In tre trascorrono la notte in barella o allungati in sala d’attesa, Facchini (Tdm) sollecita interventi

SULMONA. Torna a ripresentarsi il fenomeno dei senzatetto che trovano riparo per la notte all’ospedale dell’Annunziata. Negli anni scorsi la Asl per arginare il fenomeno aveva imposto la chiusura, dopo le 21, delle porte dell’ospedale che restando aperte consentivano a chiunque di entrare nel corso della notte. Ma la misura è servita a poco, nel senso che gli ospiti “non paganti” dell’ospedale-albergo si nascondono all’interno dei tanti locali dell’ospedale prima dell’ora di chiusura di porte e cancelli per poi sistemarsi alla meno peggio durante la notte. Se qualche anno fa era un vecchietto l’ospite fisso, ora sono diventati un paio, a cui alle volte si aggiunge anche una terza persona. Tra loro c’è anche una donna di 54 anni di Rocca Pia, che ha perso i contatti con i suoi tre figli. Prima la crisi del matrimonio, poi quella dell’attività di parrucchiera e infine il corto circuito che ti allontana dalla vita di sempre. Arriva da più lontano, invece, un 45enne sbarcato da Firenze in Abruzzo. La notte, mentre la donna si accomoda su una delle barelle del pronto soccorso, il fiorentino si prepara un giaciglio come può sulle sedie della sala di attesa al piano terra dell’ospedale. Entrambi pranzano alla Caritas, almeno quando si rendono conto o si ricordano che è ora di pranzo e riescono a raggiungere in tempo i locali della mensa diocesana alla villa comunale. Il 45enne è piuttosto conosciuto in città, se non altro perché frequenta spesso il bar di piazza XX Settembre dove si fa cambiare gli spicci raccolti durante la giornata per una bevanda calda e dove si attarda fino alla chiusura, prima di tornare nell’ospedale-albergo. A loro si aggiunge un’altra persona, un uomo , che si è sistemato un giaciglio sopra la cappella dell’Annunziata. Una situazione che impone interventi urgenti e mirati per Edoardo Facchini, responsabile regionale del Tribunale per i diritti del malato.

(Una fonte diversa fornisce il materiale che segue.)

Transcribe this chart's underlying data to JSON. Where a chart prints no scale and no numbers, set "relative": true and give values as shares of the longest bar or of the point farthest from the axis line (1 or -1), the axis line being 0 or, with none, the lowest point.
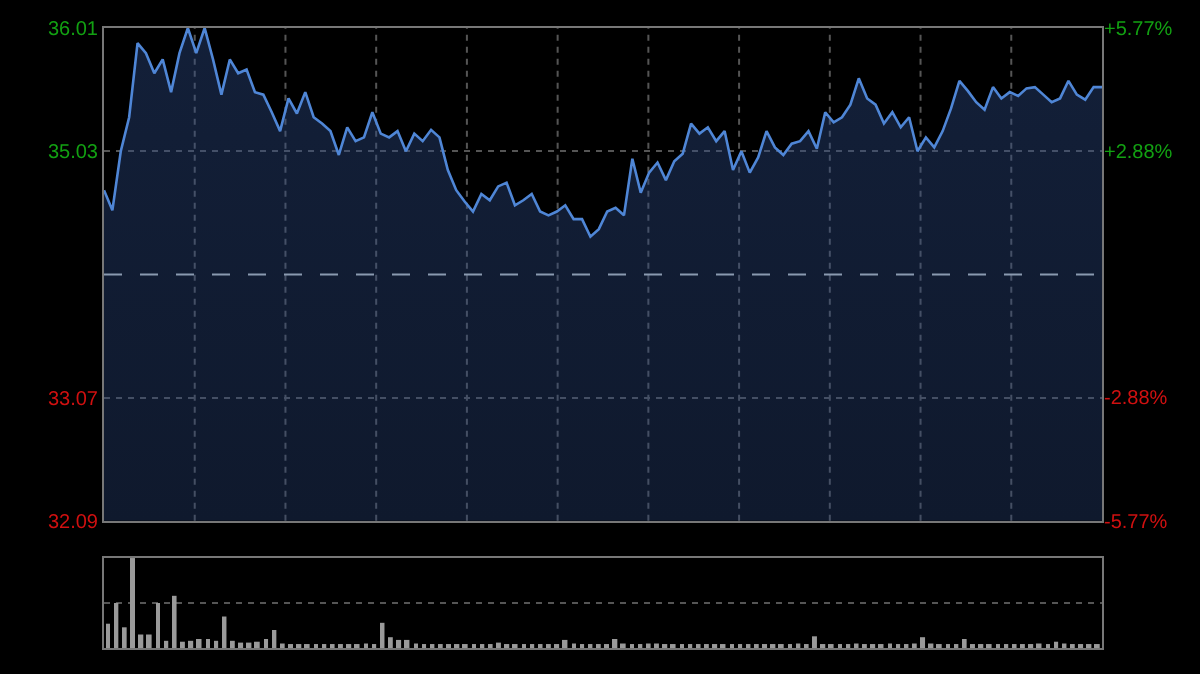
{
  "chart_data": [
    {
      "type": "area",
      "color": "#4f86d6",
      "grid": true,
      "tick_labels": "y",
      "categories": [
        null,
        null,
        null,
        null,
        null,
        null,
        null,
        null,
        null,
        null,
        null,
        null,
        null,
        null,
        null,
        null,
        null,
        null,
        null,
        null,
        null,
        null,
        null,
        null,
        null,
        null,
        null,
        null,
        null,
        null,
        null,
        null,
        null,
        null,
        null,
        null,
        null,
        null,
        null,
        null,
        null,
        null,
        null,
        null,
        null,
        null,
        null,
        null,
        null,
        null,
        null,
        null,
        null,
        null,
        null,
        null,
        null,
        null,
        null,
        null,
        null,
        null,
        null,
        null,
        null,
        null,
        null,
        null,
        null,
        null,
        null,
        null,
        null,
        null,
        null,
        null,
        null,
        null,
        null,
        null,
        null,
        null,
        null,
        null,
        null,
        null,
        null,
        null,
        null,
        null,
        null,
        null,
        null,
        null,
        null,
        null,
        null,
        null,
        null,
        null,
        null,
        null,
        null,
        null,
        null,
        null,
        null,
        null,
        null,
        null,
        null,
        null,
        null,
        null,
        null,
        null,
        null,
        null,
        null,
        null
      ],
      "values": [
        34.72,
        34.56,
        35.03,
        35.3,
        35.89,
        35.81,
        35.65,
        35.76,
        35.5,
        35.81,
        36.01,
        35.81,
        36.01,
        35.76,
        35.48,
        35.76,
        35.65,
        35.68,
        35.5,
        35.48,
        35.34,
        35.19,
        35.45,
        35.33,
        35.5,
        35.3,
        35.25,
        35.19,
        35.0,
        35.22,
        35.11,
        35.14,
        35.34,
        35.17,
        35.14,
        35.19,
        35.03,
        35.17,
        35.11,
        35.2,
        35.14,
        34.88,
        34.72,
        34.63,
        34.55,
        34.69,
        34.64,
        34.75,
        34.78,
        34.6,
        34.64,
        34.69,
        34.55,
        34.52,
        34.55,
        34.6,
        34.49,
        34.49,
        34.35,
        34.41,
        34.55,
        34.58,
        34.52,
        34.97,
        34.7,
        34.86,
        34.94,
        34.8,
        34.95,
        35.01,
        35.25,
        35.17,
        35.22,
        35.11,
        35.19,
        34.88,
        35.03,
        34.86,
        34.98,
        35.19,
        35.06,
        35.0,
        35.09,
        35.11,
        35.19,
        35.05,
        35.34,
        35.26,
        35.3,
        35.4,
        35.61,
        35.45,
        35.4,
        35.25,
        35.34,
        35.22,
        35.3,
        35.03,
        35.14,
        35.06,
        35.19,
        35.37,
        35.59,
        35.51,
        35.42,
        35.36,
        35.54,
        35.45,
        35.5,
        35.47,
        35.53,
        35.54,
        35.48,
        35.42,
        35.45,
        35.59,
        35.48,
        35.44,
        35.54,
        35.54
      ],
      "ylim": [
        32.09,
        36.01
      ],
      "yticks": [
        32.09,
        33.07,
        35.03,
        36.01
      ],
      "y2lim": [
        -5.77,
        5.77
      ],
      "y2ticks": [
        {
          "value": -5.77,
          "label": "-5.77%"
        },
        {
          "value": -2.88,
          "label": "-2.88%"
        },
        {
          "value": 2.88,
          "label": "+2.88%"
        },
        {
          "value": 5.77,
          "label": "+5.77%"
        }
      ],
      "ref_lines": [
        {
          "axis": "y",
          "value": 34.05,
          "line_style": "dashed",
          "color": "#8a9ab0"
        }
      ]
    },
    {
      "type": "bar",
      "relative": true,
      "color": "#9a9a9a",
      "tick_labels": false,
      "ref_lines": [
        {
          "axis": "y",
          "value": 0.5,
          "line_style": "dotted",
          "color": "#555555"
        }
      ],
      "categories": [
        null,
        null,
        null,
        null,
        null,
        null,
        null,
        null,
        null,
        null,
        null,
        null,
        null,
        null,
        null,
        null,
        null,
        null,
        null,
        null,
        null,
        null,
        null,
        null,
        null,
        null,
        null,
        null,
        null,
        null,
        null,
        null,
        null,
        null,
        null,
        null,
        null,
        null,
        null,
        null,
        null,
        null,
        null,
        null,
        null,
        null,
        null,
        null,
        null,
        null,
        null,
        null,
        null,
        null,
        null,
        null,
        null,
        null,
        null,
        null,
        null,
        null,
        null,
        null,
        null,
        null,
        null,
        null,
        null,
        null,
        null,
        null,
        null,
        null,
        null,
        null,
        null,
        null,
        null,
        null,
        null,
        null,
        null,
        null,
        null,
        null,
        null,
        null,
        null,
        null,
        null,
        null,
        null,
        null,
        null,
        null,
        null,
        null,
        null,
        null,
        null,
        null,
        null,
        null,
        null,
        null,
        null,
        null,
        null,
        null,
        null,
        null,
        null,
        null,
        null,
        null,
        null,
        null,
        null,
        null
      ],
      "values": [
        0.27,
        0.5,
        0.23,
        1.0,
        0.15,
        0.15,
        0.5,
        0.08,
        0.58,
        0.07,
        0.08,
        0.1,
        0.1,
        0.08,
        0.35,
        0.08,
        0.06,
        0.06,
        0.07,
        0.1,
        0.2,
        0.05,
        0.03,
        0.04,
        0.03,
        0.04,
        0.03,
        0.04,
        0.03,
        0.04,
        0.03,
        0.05,
        0.04,
        0.28,
        0.12,
        0.09,
        0.09,
        0.05,
        0.04,
        0.03,
        0.04,
        0.03,
        0.04,
        0.04,
        0.03,
        0.04,
        0.03,
        0.06,
        0.04,
        0.03,
        0.04,
        0.03,
        0.04,
        0.03,
        0.04,
        0.09,
        0.05,
        0.04,
        0.03,
        0.04,
        0.04,
        0.1,
        0.05,
        0.04,
        0.04,
        0.05,
        0.05,
        0.03,
        0.04,
        0.03,
        0.04,
        0.03,
        0.04,
        0.04,
        0.03,
        0.04,
        0.03,
        0.04,
        0.03,
        0.04,
        0.04,
        0.03,
        0.04,
        0.05,
        0.04,
        0.13,
        0.04,
        0.03,
        0.04,
        0.04,
        0.05,
        0.04,
        0.03,
        0.04,
        0.05,
        0.04,
        0.04,
        0.05,
        0.12,
        0.05,
        0.04,
        0.04,
        0.04,
        0.1,
        0.04,
        0.03,
        0.04,
        0.04,
        0.03,
        0.04,
        0.03,
        0.04,
        0.05,
        0.04,
        0.07,
        0.05,
        0.04,
        0.04,
        0.03,
        0.04
      ]
    }
  ]
}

Secondo il numero uno del Tdm, infatti, la questione va risolta prima di tutto per andare incontro a persone rimaste sole che non hanno più nulla e poi per ripristinare un certo ordine e l’igiene nell’atrio dell’ospedale, dove fra buste e coperte dei senzatetto, spuntano ogni tanto anche indumenti intimi appesi ad asciugare sui termosifoni. (f.p.)